US President George W. Bush on Friday predicted that an appeals court would ultimately overturn a decision this week declaring his warrantless wiretapping program illegal, and he said that "those who herald this decision simply do not understand the nature of the world in which we live."
"I strongly disagree with that decision, strongly disagree," Bush said of a ruling issued on Thursday by Judge Anna Diggs Taylor, a US District Court judge in Detroit, in a lawsuit brought by the American Civil Liberties Union.
The decision quickly became a political football, as the Republican National Committee sought to play off the ruling to rally supporters.
In a "Dear Republican" letter, the committee pointed out that the decision was issued by a "Democratic-appointed judge."
"If you are outraged by this latest development, will you sign the petition against this decision weakening the tools we need to fight the war on terror?" the letter asked.
But Democrats and some legal scholars said they regarded the decision by Taylor, who was appointed by President Jimmy Carter, as an important affirmation of the separation of powers and limits on presidential authority even in a time of war.
Senator Patrick Leahy, the ranking Democrat on the Senate Judiciary Committee, said the decision affirmed his view that the wiretapping program was illegal.
Leahy described the program as "another unfortunate example of how White House misdirection, arrogance and mismanagement have needlessly complicated our goal of protecting the American people."
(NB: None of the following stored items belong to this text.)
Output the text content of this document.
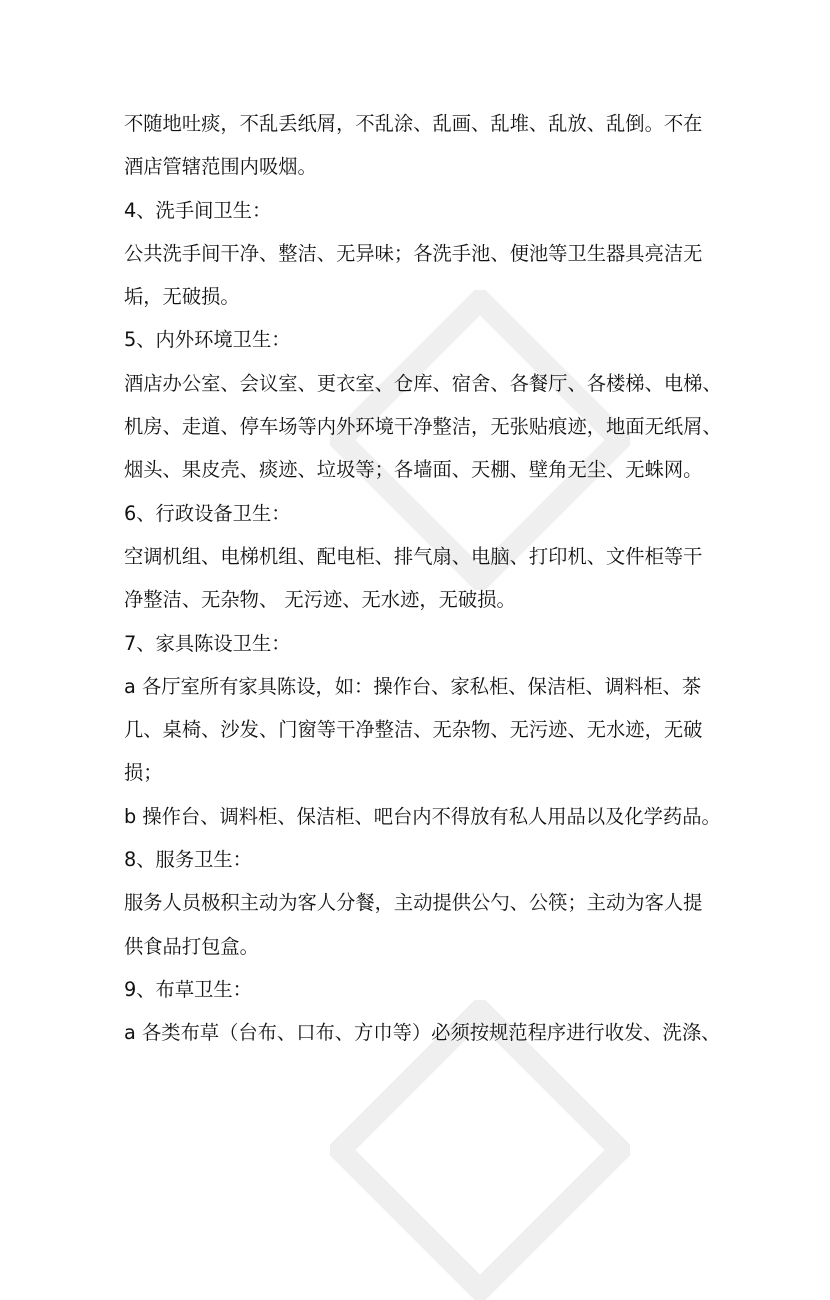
不随地吐痰，不乱丢纸屑，不乱涂、乱画、乱堆、乱放、乱倒。不在
酒店管辖范围内吸烟。
4、洗手间卫生：
公共洗手间干净、整洁、无异味；各洗手池、便池等卫生器具亮洁无
垢，无破损。
5、内外环境卫生：
酒店办公室、会议室、更衣室、仓库、宿舍、各餐厅、各楼梯、电梯、
机房、走道、停车场等内外环境干净整洁，无张贴痕迹，地面无纸屑、
烟头、果皮壳、痰迹、垃圾等；各墙面、天棚、壁角无尘、无蛛网。
6、行政设备卫生：
空调机组、电梯机组、配电柜、排气扇、电脑、打印机、文件柜等干
净整洁、无杂物、 无污迹、无水迹，无破损。
7、家具陈设卫生：
a 各厅室所有家具陈设，如：操作台、家私柜、保洁柜、调料柜、茶
几、桌椅、沙发、门窗等干净整洁、无杂物、无污迹、无水迹，无破
损；
b 操作台、调料柜、保洁柜、吧台内不得放有私人用品以及化学药品。
8、服务卫生：
服务人员极积主动为客人分餐，主动提供公勺、公筷；主动为客人提
供食品打包盒。
9、布草卫生：
a 各类布草（台布、口布、方巾等）必须按规范程序进行收发、洗涤、
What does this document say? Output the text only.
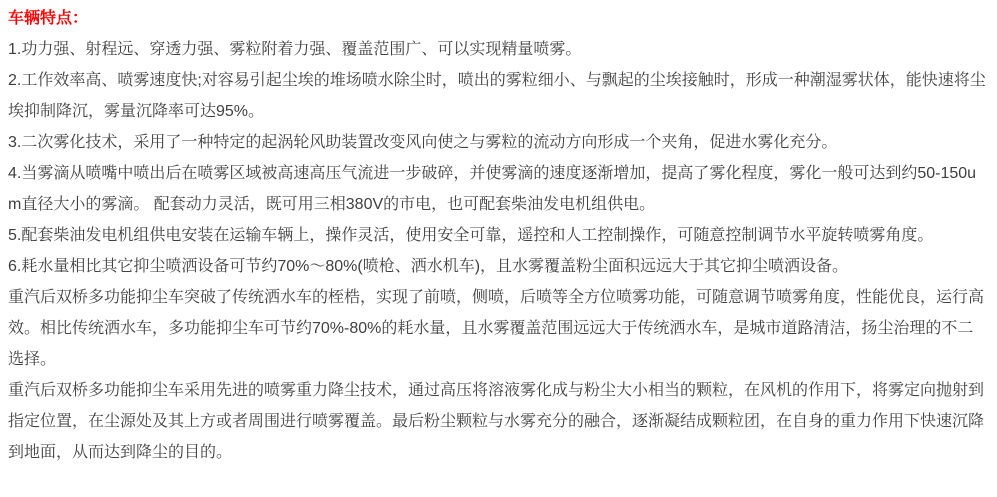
车辆特点：

1.功力强、射程远、穿透力强、雾粒附着力强、覆盖范围广、可以实现精量喷雾。

2.工作效率高、喷雾速度快;对容易引起尘埃的堆场喷水除尘时，喷出的雾粒细小、与飘起的尘埃接触时，形成一种潮湿雾状体，能快速将尘埃抑制降沉，雾量沉降率可达95%。

3.二次雾化技术，采用了一种特定的起涡轮风助装置改变风向使之与雾粒的流动方向形成一个夹角，促进水雾化充分。

4.当雾滴从喷嘴中喷出后在喷雾区域被高速高压气流进一步破碎，并使雾滴的速度逐渐增加，提高了雾化程度，雾化一般可达到约50-150um直径大小的雾滴。 配套动力灵活，既可用三相380V的市电，也可配套柴油发电机组供电。

5.配套柴油发电机组供电安装在运输车辆上，操作灵活，使用安全可靠，遥控和人工控制操作，可随意控制调节水平旋转喷雾角度。

6.耗水量相比其它抑尘喷洒设备可节约70%～80%(喷枪、洒水机车)，且水雾覆盖粉尘面积远远大于其它抑尘喷洒设备。

重汽后双桥多功能抑尘车突破了传统洒水车的桎梏，实现了前喷，侧喷，后喷等全方位喷雾功能，可随意调节喷雾角度，性能优良，运行高效。相比传统洒水车，多功能抑尘车可节约70%-80%的耗水量，且水雾覆盖范围远远大于传统洒水车，是城市道路清洁，扬尘治理的不二选择。

重汽后双桥多功能抑尘车采用先进的喷雾重力降尘技术，通过高压将溶液雾化成与粉尘大小相当的颗粒，在风机的作用下，将雾定向抛射到指定位置，在尘源处及其上方或者周围进行喷雾覆盖。最后粉尘颗粒与水雾充分的融合，逐渐凝结成颗粒团，在自身的重力作用下快速沉降到地面，从而达到降尘的目的。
Senator Charles Schumer of New York, chairman of the Democratic Senatorial Campaign Committee, did not comment directly on Taylor's decision but said Republican efforts to "divert people's attention" from what he described as the Bush administration's missteps on foreign policy would not work.
"The bottom line is that most Americans fundamentally believe that you can give the president all the tools he needs to protect us and at the same time uphold the rule of law," Schumer said. "There's only a very few in the administration who don't hold that view."
In her ruling, Taylor said that the wiretapping program, which allows the National Security Agency to wiretap the international communications of US citizens suspected of ties to terrorism without a court warrant, violated both the First and Fourth Amendments, as well as a 1978 law restricting the use of intelligence wiretaps.
Nor, her ruling stated in ordering a stop to the program, did a 2001 measure in Congress authorizing the use of military force in Afghanistan give the president power to conduct wiretaps without a warrant.
"It was never the intent of the framers to give the president such unfettered control, particularly when his actions blatantly disregard the parameters clearly enumerated in the Bill of Rights," she wrote. "The three separate branches of government were developed as a check and balance for one another."
In a view echoed by other legal experts interviewed on Friday, Peter Shane, a law professor at Ohio State University who specializes in separation of powers issues, said he agreed with Taylor's ultimate determination but took issue with elements of her legal analysis, including her reading of constitutional law.
"I agree very strongly that the president's national security powers are not sufficient in this area to defy Congress' express determination," Shane said. "I just wish she had written it more carefully."
The Justice Department has already appealed the ruling, and the ACLU agreed that the judge's order would not be enforced until a hearing is held next month, meaning that the program would continue in the interim.